The authors G.O., M.M. and Z.L. were employed by GlaxoSmithKline at the time of writing of this letter.

References

  • Motofei IG, Rowland DL, Baconi DL, et al. Androgenic alopecia; drug safety and therapeutic strategies. Expert Opin Drug Saf. 2018;17(4):407–412.
  • Gubelin Harcha W, Barboza Martinez J, Tsai TF, et al. A randomized, active- and placebo-controlled study of the efficacy and safety of different doses of dutasteride versus placebo and finasteride in the treatment of male subjects with androgenetic alopecia. J Am Acad Dermatol. 2014;70:489–498.
  • Shanshawal SJ, Dhurat RS. Superiority of dutatseride over finasteride in hair growth and reversal of miniaturization in men with androgenic alopecia: a randomized controlled open-label, evaluator-blinded study. Indian J Dermatol Venerol Leprol. 2017;83:47–54.
  • Tsunemi Y, Irisawa R, Yoshiie H, et al.
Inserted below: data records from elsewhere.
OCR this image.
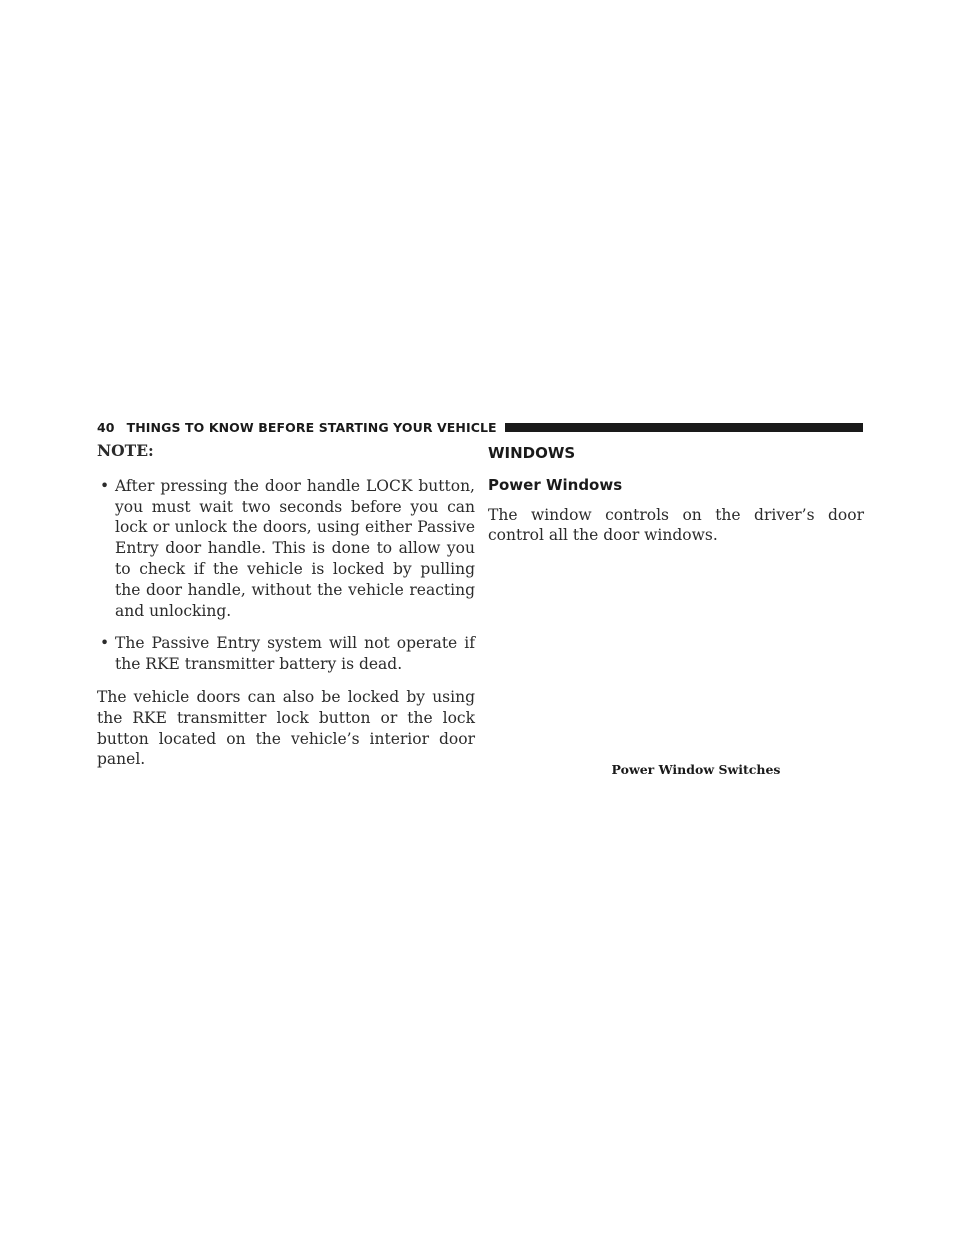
40 THINGS TO KNOW BEFORE STARTING YOUR VEHICLE

NOTE:

• After pressing the door handle LOCK button, you must wait two seconds before you can lock or unlock the doors, using either Passive Entry door handle. This is done to allow you to check if the vehicle is locked by pulling the door handle, without the vehicle reacting and unlocking.
• The Passive Entry system will not operate if the RKE transmitter battery is dead.

The vehicle doors can also be locked by using the RKE transmitter lock button or the lock button located on the vehicle’s interior door panel.

WINDOWS
Power Windows

The window controls on the driver’s door control all the door windows.

Power Window Switches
Long-term safety and efficacy of dutasteride in the treatment of male patients with androgenic alopecia. J Dermatol. 2016;43:1051–1058.
  • Choi GS, Kim JH, Oh S-Y, et al. Safety and tolerability of the dual 5-alpha reductase inhibitor dutasteride in the treatment of androgenetic alopecia. Ann Dermatol. 2016;28(4):444–450.
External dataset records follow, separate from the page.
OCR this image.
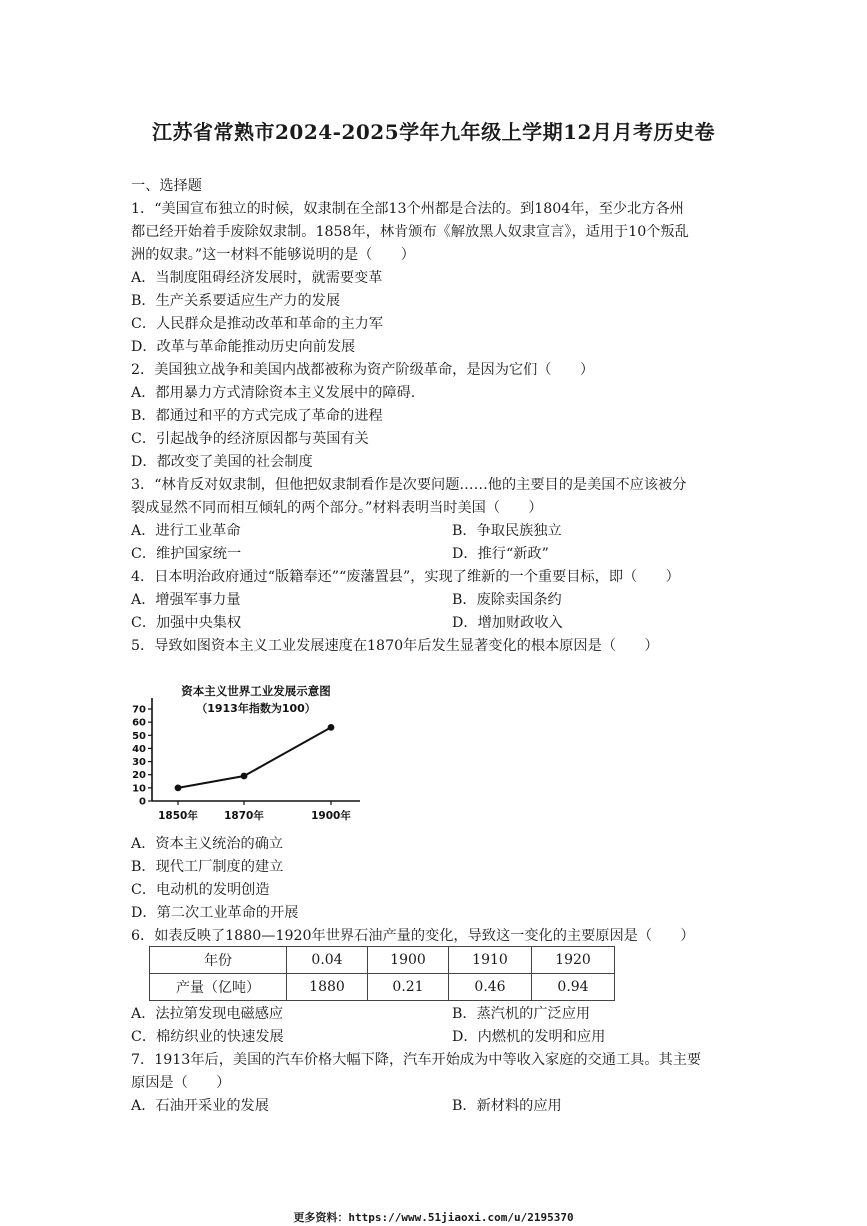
江苏省常熟市2024-2025学年九年级上学期12月月考历史卷
一、选择题
1．“美国宣布独立的时候，奴隶制在全部13个州都是合法的。到1804年，至少北方各州
都已经开始着手废除奴隶制。1858年，林肯颁布《解放黑人奴隶宣言》，适用于10个叛乱
洲的奴隶。”这一材料不能够说明的是（　　）
A．当制度阻碍经济发展时，就需要变革
B．生产关系要适应生产力的发展
C．人民群众是推动改革和革命的主力军
D．改革与革命能推动历史向前发展
2．美国独立战争和美国内战都被称为资产阶级革命，是因为它们（　　）
A．都用暴力方式清除资本主义发展中的障碍.
B．都通过和平的方式完成了革命的进程
C．引起战争的经济原因都与英国有关
D．都改变了美国的社会制度
3．“林肯反对奴隶制，但他把奴隶制看作是次要问题……他的主要目的是美国不应该被分
裂成显然不同而相互倾轧的两个部分。”材料表明当时美国（　　）
A．进行工业革命	B．争取民族独立
C．维护国家统一	D．推行“新政”
4．日本明治政府通过“版籍奉还”“废藩置县”，实现了维新的一个重要目标，即（　　）
A．增强军事力量	B．废除卖国条约
C．加强中央集权	D．增加财政收入
5．导致如图资本主义工业发展速度在1870年后发生显著变化的根本原因是（　　）
资本主义世界工业发展示意图
（1913年指数为100）
0
10
20
30
40
50
60
70
1850年	1870年	1900年
A．资本主义统治的确立
B．现代工厂制度的建立
C．电动机的发明创造
D．第二次工业革命的开展
6．如表反映了1880—1920年世界石油产量的变化，导致这一变化的主要原因是（　　）
年份	0.04	1900	1910	1920
产量（亿吨）	1880	0.21	0.46	0.94
A．法拉第发现电磁感应	B．蒸汽机的广泛应用
C．棉纺织业的快速发展	D．内燃机的发明和应用
7．1913年后，美国的汽车价格大幅下降，汽车开始成为中等收入家庭的交通工具。其主要
原因是（　　）
A．石油开采业的发展	B．新材料的应用
更多资料：https://www.51jiaoxi.com/u/2195370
  • Trost L, Saitz TR, Hellstrom WJ. Side effects of 5-alpha reductase inhibitors: a comprehensive review. Sex Med Rev. 2013;1:24–41.
  • Amory JK, Wang C, Swerdloff RS, et al. The effect of 5-reductase inhibition with dutasteride and finasteride on semen parameters and serum hormones in healthy men. J Clin Endocrinol Metab. 2007;92(5):1659–1665.
  • Amory JK, Anawalt BD, Matsumoto AM, et al. The effect of 5α-reductase inhibition with dutasteride and finasteride on bone mineral density, serum lipoproteins, hemoglobin, prostate specific antigen and sexual function in healthy young men. J Urol. 2008;179(6):2333–2338.